VBAT also has more capabilities than commercial VTOL UAVs because VBAT addresses military, not commercial, needs. That means VBAT will be more expensive because it is more compact and capable than the SD40. Yet for any navy the SD40 would be an asset, not just for small vessels but larger ones as well. Sometimes even a larger warship wants to check out something beyond the horizon and SD40 or VBAT is a cheaper and quicker way to do it.

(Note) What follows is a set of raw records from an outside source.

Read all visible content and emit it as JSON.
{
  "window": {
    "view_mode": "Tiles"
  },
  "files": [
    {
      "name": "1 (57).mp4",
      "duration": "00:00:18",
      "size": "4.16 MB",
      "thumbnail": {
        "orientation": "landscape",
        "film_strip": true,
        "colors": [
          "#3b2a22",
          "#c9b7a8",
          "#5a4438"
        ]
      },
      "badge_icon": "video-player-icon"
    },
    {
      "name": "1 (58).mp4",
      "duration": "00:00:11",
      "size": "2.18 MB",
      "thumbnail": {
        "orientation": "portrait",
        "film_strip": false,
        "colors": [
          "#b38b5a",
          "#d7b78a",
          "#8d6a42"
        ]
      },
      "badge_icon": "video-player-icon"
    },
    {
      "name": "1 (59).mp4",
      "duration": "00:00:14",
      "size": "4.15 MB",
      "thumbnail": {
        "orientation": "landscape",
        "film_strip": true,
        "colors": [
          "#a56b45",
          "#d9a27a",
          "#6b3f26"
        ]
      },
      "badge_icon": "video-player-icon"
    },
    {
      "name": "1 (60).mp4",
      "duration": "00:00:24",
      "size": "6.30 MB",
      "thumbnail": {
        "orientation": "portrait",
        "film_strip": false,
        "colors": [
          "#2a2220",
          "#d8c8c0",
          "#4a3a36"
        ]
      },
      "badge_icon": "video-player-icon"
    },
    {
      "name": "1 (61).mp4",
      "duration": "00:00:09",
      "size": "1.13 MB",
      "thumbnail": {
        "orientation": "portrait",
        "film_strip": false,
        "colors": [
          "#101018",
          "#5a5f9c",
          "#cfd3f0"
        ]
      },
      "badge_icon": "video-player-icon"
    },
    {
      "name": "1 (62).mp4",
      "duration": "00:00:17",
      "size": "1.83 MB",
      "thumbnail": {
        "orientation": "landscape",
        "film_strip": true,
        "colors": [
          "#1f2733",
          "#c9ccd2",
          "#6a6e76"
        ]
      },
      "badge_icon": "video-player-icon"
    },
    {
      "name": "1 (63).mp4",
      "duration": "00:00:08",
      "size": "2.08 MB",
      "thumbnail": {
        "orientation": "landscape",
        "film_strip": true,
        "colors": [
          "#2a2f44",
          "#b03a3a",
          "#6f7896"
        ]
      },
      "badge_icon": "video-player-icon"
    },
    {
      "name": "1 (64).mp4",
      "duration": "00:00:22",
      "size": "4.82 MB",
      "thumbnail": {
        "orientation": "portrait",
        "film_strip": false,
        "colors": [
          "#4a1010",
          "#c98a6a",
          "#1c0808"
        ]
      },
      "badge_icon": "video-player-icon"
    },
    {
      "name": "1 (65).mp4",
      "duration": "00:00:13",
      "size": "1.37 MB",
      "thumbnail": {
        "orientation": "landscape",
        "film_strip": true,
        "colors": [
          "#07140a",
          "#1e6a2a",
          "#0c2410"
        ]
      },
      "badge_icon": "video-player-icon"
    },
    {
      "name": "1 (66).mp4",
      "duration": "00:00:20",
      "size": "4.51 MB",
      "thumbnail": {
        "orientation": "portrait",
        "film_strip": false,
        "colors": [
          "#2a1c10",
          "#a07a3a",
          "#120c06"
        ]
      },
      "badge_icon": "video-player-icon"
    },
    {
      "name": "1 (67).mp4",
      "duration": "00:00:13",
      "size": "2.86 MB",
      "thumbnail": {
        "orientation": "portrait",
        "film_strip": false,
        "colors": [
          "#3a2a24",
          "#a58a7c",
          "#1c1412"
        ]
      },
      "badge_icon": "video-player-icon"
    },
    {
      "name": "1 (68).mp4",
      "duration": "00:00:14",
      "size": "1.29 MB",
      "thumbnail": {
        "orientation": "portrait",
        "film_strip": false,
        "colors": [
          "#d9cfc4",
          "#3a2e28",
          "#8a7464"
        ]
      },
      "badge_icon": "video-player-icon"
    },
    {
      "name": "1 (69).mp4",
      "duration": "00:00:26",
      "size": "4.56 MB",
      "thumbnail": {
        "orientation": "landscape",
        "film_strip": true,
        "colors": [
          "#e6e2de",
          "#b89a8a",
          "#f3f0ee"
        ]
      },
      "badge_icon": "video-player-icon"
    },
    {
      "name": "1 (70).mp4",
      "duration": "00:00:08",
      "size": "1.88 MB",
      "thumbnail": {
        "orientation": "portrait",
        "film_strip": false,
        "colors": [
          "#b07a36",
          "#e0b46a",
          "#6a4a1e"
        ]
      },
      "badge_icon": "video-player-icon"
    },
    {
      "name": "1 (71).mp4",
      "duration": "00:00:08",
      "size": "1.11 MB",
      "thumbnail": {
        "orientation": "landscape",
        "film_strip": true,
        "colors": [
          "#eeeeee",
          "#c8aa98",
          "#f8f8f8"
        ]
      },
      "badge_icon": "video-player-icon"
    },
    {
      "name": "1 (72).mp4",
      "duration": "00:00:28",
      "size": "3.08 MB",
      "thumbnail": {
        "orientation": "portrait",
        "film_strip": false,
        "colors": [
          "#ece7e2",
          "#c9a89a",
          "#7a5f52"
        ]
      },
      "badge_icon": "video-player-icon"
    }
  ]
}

These VTOL designs are becoming more popular because they can operate off smaller ships and patrol boats and have better endurance and stability (in high winds) than heavier helicopter UAVs. The U.S. Navy gained practical experience in this when they used (and still use) the 1.4 ton MQ-8B Fire Scout helicopter UAV. The MQ-8B lacked the stability in bad weather and other conditions that larger helicopters can handle. The Navy bought 29 MQ-8Bs after 2009 and accumulated over 12,000 flight hours with it. The basic design was good, but it was too small.
In 2013 the navy experimented transferring the control hardware and software of the MQ-8B to a larger helicopter (a navalized Bell 407) to become the 2.7 ton MQ-8C. This provided greater stability, endurance and triple the payload of the 8B version. The navy now has 24 MQ-8Cs in service and will eventually acquire about a hundred for use of the 3,200 ton LCS type ships and other smaller vessels. VBAT is a lot cheaper than a helicopter-based UAV and may reduce the number of MQ-8s purchased.
China has more options when it comes to different types of UAVs because it has the largest number of UAV developers/manufacturers in the world and dominates the quadcopter market. The Chinese Navy has been seen testing a large variety of these commercial designs, including some similar to the MQ-8B. China also has a larger number of small warships and patrol boats than the United States and many of these can accommodate a smaller VTOL UAV. China will probably have a VTOL UAV similar to VBAT before long. The tech used in VBAT is not exotic and Chinese manufacturers were quick to copy the Segway design over a decade ago.